The clock said 1:30 AM when we heard the crash…

My first thought was that one of the kids was up and had fallen or knocked something on top of themselves. John said later that he had just been dreaming that someone was trying to break into the house. We both jumped straight out of bed and I followed John as he went running to the living room. He said his first instinct was to try and scare off the intruder, so he yelled and smacked the wall, open-handed, before leaving the bedroom. Instinctively, I knew his intention was to scare off an intruder, so I immediately became all scared, thinking we had an intruder, and then angry at the possibility of an intruder in my house. I hovered in the bedroom doorway, heart racing while John looked around, and I seriously considered going for the shotgun. I didn’t, though, because after a minute or so, John pointed and said, “Look.” I went into the kitchen to find my crockpot in the floor. The biggest crockpot. The heaviest one I own, with the removable stoneware insert. The one that stays on top of the refrigerator. Totally confused! How on earth could something that heavy just fall from that high up... OH, WAIT. The cat came in after dinner. Did he knock it off? Was he strong enough to knock it off? He’d have had to push on it pretty hard to get it to fall off. Why would he be on top of the refrigerator? Where WAS he, anyway?

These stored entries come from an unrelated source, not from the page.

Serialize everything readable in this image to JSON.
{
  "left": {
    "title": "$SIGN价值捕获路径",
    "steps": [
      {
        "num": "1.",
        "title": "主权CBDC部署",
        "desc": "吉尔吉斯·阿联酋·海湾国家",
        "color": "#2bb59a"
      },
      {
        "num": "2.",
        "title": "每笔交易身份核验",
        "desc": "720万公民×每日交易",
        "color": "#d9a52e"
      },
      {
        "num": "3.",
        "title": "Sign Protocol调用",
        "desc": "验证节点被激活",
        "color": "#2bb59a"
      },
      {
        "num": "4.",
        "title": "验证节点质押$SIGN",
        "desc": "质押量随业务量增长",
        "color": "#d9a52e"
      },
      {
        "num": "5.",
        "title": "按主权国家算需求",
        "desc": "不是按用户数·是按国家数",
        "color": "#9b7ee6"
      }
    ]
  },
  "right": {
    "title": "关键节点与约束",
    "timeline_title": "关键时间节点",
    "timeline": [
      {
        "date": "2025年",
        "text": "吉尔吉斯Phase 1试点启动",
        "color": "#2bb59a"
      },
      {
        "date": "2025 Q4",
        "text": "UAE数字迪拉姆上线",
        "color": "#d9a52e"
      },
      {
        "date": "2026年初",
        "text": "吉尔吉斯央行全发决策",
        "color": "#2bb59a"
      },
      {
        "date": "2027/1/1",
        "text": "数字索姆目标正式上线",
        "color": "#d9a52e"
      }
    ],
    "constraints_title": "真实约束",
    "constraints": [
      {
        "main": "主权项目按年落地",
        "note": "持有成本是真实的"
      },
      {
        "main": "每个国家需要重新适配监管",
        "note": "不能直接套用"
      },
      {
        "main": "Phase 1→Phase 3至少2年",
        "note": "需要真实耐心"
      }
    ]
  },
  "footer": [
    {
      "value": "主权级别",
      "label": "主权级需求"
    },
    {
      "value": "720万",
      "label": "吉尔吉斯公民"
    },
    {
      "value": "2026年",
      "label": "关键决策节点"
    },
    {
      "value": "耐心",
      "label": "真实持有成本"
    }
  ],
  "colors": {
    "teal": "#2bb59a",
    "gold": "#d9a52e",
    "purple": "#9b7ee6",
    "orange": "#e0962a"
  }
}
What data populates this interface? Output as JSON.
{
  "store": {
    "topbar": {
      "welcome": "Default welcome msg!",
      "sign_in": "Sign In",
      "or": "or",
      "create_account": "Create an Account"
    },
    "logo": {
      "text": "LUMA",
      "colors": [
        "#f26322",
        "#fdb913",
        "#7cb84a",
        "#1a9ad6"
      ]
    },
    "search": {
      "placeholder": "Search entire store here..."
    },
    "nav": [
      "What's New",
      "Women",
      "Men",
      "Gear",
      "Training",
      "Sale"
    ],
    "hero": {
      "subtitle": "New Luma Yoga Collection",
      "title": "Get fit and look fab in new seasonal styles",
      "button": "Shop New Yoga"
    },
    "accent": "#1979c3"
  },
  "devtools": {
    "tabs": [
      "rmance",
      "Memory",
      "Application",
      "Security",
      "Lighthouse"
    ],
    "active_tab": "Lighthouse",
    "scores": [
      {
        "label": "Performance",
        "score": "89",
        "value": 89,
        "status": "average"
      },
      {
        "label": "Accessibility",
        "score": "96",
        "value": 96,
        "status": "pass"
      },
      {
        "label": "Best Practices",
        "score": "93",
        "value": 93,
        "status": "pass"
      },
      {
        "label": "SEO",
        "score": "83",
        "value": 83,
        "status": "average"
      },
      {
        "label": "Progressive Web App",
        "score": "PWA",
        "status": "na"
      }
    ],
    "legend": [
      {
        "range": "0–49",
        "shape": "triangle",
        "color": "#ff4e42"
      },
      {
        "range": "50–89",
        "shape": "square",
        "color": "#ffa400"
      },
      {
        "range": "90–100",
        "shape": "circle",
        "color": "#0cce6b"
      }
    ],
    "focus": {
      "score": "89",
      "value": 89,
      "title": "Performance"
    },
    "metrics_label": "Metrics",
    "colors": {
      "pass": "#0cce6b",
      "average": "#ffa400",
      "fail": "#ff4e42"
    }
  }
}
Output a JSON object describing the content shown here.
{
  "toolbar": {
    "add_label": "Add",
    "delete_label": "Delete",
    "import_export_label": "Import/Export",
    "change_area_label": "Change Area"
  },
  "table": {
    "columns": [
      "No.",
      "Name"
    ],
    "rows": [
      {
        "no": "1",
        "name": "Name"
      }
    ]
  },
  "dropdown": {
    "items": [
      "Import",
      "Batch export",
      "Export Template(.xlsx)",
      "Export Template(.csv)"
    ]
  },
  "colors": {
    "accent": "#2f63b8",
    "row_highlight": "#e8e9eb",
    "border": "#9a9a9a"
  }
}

The effects of my allergy pill magically disappeared.

I turned to check on the kids when we heard another noise. Still haven’t figured out what that noise was. I think it was probably the dogs moving around on the porch when they heard us. We looked all around the house and checked on the kids, who had all slept through everything – the CRASH, Daddy yelling and hitting the wall, Mommy yelling, and the general commotion. They hadn’t budged.

I found the cat, curled up in one of the dining room chairs, looking like he’d been there all night. He seemed annoyed when I picked him up to check if he’d been hurt.

All the windows were closed. The doors were locked. We knew we’d checked everywhere earlier when we realized the window screen was gone. The only logical conclusion is that the cat was on top of the refrigerator and knocked the crockpot off into the floor.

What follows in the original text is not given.